It’s gotten to the point that I’m hesitant to use the terms biblical masculinity or biblical femininity. Too often people have cultural, victorian, or classical views of masculinity or femininity that don’t exactly correspond with Scripture. To be sure, there are not two versions of Christianity, one for men and one for women. Men and women are equally called to repent, trust in Christ, and obey him as they follow him hand in hand with other Christians. Anyway, I appreciate what Sam Allberry wrote about this:
A while ago a friend told me of a Christian homeschooling textbook that purported to teach what the Bible says about what it means to be a man or a woman. Various traits for both were presented, along with some accompanying Bible verses as justification. One of the assertions about women was that they are to be dainty. But with this assertion, there was no Bible verse to back it up – presumably because no search Bible verse exists. And yet this trait was still listed, because those behind the textbook evidently thought daintiness is the sort of thing the Bible should say characterizes a woman.
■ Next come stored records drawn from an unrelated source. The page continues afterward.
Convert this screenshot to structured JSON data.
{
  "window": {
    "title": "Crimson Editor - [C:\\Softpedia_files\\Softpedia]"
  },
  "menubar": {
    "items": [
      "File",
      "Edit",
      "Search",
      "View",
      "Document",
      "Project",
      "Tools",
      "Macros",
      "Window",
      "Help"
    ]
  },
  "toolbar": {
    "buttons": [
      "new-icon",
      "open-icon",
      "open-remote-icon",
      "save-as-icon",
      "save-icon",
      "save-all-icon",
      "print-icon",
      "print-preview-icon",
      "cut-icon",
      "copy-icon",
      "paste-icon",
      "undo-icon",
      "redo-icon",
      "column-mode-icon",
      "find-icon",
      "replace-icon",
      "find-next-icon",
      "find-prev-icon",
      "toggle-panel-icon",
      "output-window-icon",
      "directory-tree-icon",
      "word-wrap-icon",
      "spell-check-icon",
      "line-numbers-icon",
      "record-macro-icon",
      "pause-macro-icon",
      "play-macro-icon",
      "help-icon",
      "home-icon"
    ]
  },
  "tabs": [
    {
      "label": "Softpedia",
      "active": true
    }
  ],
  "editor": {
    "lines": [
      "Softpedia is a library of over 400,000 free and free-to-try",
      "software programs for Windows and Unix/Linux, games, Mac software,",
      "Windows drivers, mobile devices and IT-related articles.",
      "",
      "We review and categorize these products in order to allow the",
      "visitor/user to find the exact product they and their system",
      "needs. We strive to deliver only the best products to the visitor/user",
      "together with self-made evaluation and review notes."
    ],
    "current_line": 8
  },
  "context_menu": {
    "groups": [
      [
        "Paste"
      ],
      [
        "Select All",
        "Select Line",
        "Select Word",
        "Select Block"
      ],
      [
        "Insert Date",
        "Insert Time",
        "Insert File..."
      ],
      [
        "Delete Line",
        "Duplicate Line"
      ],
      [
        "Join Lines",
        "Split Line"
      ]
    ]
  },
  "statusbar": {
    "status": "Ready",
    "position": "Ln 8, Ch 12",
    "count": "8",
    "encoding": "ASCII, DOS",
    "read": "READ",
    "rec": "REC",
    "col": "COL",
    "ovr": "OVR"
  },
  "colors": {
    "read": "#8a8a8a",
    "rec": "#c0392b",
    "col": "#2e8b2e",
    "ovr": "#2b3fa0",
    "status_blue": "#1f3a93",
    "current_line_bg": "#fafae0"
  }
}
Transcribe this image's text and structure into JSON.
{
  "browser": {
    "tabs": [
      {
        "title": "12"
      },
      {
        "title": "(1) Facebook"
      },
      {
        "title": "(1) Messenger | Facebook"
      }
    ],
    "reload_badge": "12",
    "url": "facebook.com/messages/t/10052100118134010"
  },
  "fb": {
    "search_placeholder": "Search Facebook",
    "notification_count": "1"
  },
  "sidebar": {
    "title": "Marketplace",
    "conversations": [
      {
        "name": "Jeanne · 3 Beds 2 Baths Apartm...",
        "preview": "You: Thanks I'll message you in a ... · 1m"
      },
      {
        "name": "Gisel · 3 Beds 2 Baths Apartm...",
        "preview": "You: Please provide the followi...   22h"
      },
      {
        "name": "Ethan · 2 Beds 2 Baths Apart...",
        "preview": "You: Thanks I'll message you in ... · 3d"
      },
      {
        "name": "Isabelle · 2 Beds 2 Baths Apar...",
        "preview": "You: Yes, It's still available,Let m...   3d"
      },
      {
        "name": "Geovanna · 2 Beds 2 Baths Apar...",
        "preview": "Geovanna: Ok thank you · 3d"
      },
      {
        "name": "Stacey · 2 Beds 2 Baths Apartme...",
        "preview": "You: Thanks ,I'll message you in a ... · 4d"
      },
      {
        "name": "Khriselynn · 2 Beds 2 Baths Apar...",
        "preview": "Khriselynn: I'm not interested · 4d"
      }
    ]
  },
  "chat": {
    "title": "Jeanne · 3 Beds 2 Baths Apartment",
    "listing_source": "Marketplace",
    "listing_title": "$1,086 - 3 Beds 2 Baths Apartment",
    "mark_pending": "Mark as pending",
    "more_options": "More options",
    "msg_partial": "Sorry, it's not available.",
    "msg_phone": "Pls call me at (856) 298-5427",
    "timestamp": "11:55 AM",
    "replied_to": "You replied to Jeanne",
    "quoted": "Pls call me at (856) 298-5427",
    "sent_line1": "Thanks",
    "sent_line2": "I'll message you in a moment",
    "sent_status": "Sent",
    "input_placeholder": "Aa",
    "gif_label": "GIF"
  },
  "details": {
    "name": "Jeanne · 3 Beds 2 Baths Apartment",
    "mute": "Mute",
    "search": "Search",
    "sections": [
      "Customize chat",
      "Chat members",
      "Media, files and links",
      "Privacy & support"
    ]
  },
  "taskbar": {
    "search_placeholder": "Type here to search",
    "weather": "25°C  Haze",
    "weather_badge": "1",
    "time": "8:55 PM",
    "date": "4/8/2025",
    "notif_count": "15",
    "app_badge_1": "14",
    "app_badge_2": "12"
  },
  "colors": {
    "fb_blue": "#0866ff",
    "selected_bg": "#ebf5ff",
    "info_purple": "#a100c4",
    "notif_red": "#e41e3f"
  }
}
It is very easy for Christians, often without realizing it, to go further than the Bible says. We each have our own deep sense of what constitutes true masculinity and femininity, and we can all too easily assume that sense has come from the Bible, especially if we’re holding it in contrast to what a wider, secular culture around us might be saying. But what seems obvious and instinctive to us about the nature of men and women might reflect our own cultural prejudices more than what the Bible actually says.
So we must be careful about saying that all men are all women should be this way or that way, or that men should be interested in these things and women in those things. More often than not we will not find these view in the Bible.